We're using Nessus Professional for our on-line/off-line systems.  The learning curve is a little steep, but it works great.

If you don't have any budget for it, you could build a Kali Linux box and run scans as cron jobs that way, too.

Microsoft Baseline Security Analyzer (MBSA) may be what you are looking for if you are a Windows shop:  https://www.microsoft.com/en-us/download/details.aspx?id=7558

I should add that I am trying to avoid buying a Nessus license which is very costly. I would prefer a low / no cost solution if there are alternatives out there since I have more than one system to scan.  Also, MBSA only does Windows patches, and we have WSUS that gives us this info. I was hoping for a product that would check other vendor apps (Adobe reader, etc.) that require patches.

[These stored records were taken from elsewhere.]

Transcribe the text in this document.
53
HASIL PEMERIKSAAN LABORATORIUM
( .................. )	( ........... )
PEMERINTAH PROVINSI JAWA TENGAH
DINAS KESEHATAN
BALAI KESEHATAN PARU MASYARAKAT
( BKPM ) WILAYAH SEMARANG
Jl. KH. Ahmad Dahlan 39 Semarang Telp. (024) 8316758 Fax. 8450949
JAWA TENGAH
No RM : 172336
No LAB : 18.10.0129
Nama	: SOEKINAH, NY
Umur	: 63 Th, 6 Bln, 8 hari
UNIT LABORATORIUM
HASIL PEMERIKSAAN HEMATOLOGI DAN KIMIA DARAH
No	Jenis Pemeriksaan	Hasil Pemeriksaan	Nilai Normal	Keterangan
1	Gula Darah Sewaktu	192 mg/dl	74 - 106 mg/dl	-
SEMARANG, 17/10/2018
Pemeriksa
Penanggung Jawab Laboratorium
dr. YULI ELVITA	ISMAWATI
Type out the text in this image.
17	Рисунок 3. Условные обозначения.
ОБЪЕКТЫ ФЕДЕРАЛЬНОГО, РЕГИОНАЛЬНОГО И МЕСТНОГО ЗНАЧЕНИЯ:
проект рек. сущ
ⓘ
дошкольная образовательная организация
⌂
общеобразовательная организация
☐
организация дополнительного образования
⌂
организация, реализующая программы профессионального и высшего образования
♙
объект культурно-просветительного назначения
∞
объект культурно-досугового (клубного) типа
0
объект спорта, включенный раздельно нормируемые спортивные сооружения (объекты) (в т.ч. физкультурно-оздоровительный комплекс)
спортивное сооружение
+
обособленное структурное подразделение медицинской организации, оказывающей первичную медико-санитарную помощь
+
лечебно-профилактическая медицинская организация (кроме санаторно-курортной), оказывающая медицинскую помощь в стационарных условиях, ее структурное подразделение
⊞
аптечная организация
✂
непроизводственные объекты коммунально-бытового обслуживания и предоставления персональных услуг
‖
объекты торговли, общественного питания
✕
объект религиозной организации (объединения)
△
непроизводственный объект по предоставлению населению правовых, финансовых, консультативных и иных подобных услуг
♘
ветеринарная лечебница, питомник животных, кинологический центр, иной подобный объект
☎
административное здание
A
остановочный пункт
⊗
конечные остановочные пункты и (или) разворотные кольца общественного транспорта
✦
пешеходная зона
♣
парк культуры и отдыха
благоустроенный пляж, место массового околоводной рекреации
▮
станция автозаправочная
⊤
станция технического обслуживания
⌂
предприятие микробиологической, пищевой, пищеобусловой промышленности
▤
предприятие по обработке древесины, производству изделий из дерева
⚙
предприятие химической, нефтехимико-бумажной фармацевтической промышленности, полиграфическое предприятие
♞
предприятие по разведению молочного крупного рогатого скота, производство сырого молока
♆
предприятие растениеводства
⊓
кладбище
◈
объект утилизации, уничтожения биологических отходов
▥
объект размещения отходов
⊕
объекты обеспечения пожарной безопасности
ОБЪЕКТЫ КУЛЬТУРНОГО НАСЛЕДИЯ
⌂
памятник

Kali Linux and Metasploit tools may be viable options, but I have not tried these yet. I was just hoping for several options to consider, and get a sense of what others have experienced with specific tools.  I have read that several tools require a fair amount of fine tuning to reduce false positives, so first-hand experience feedback is appreciated.

Thanks to all who have replied so far.

- Pat

I'd agree OpenVAS is a good, no-cost solution for vulnerabilty scanning and Identification though it lacks some reporting features.

Nessus, as stated, is a good system and is very good at reporting on asset vulnerabilites.

Personally, I enjoy using Nexpose (InsightVM). Does a lot of the same things and reporting/management is good.

Both Nessus and Nexpose cost money, OpenVas is the no cost option. There are a load of other systems that so similar things so check what's on offer with each, weigh up cost/value add and happy hunting!

All of these systems tend to be OS agnostic too.

OpenVAS for the low cost option but Nessus is pretty much the gold standard. If you need to show proof of patching Nessus and its reporting capabilities makes the cost worth it.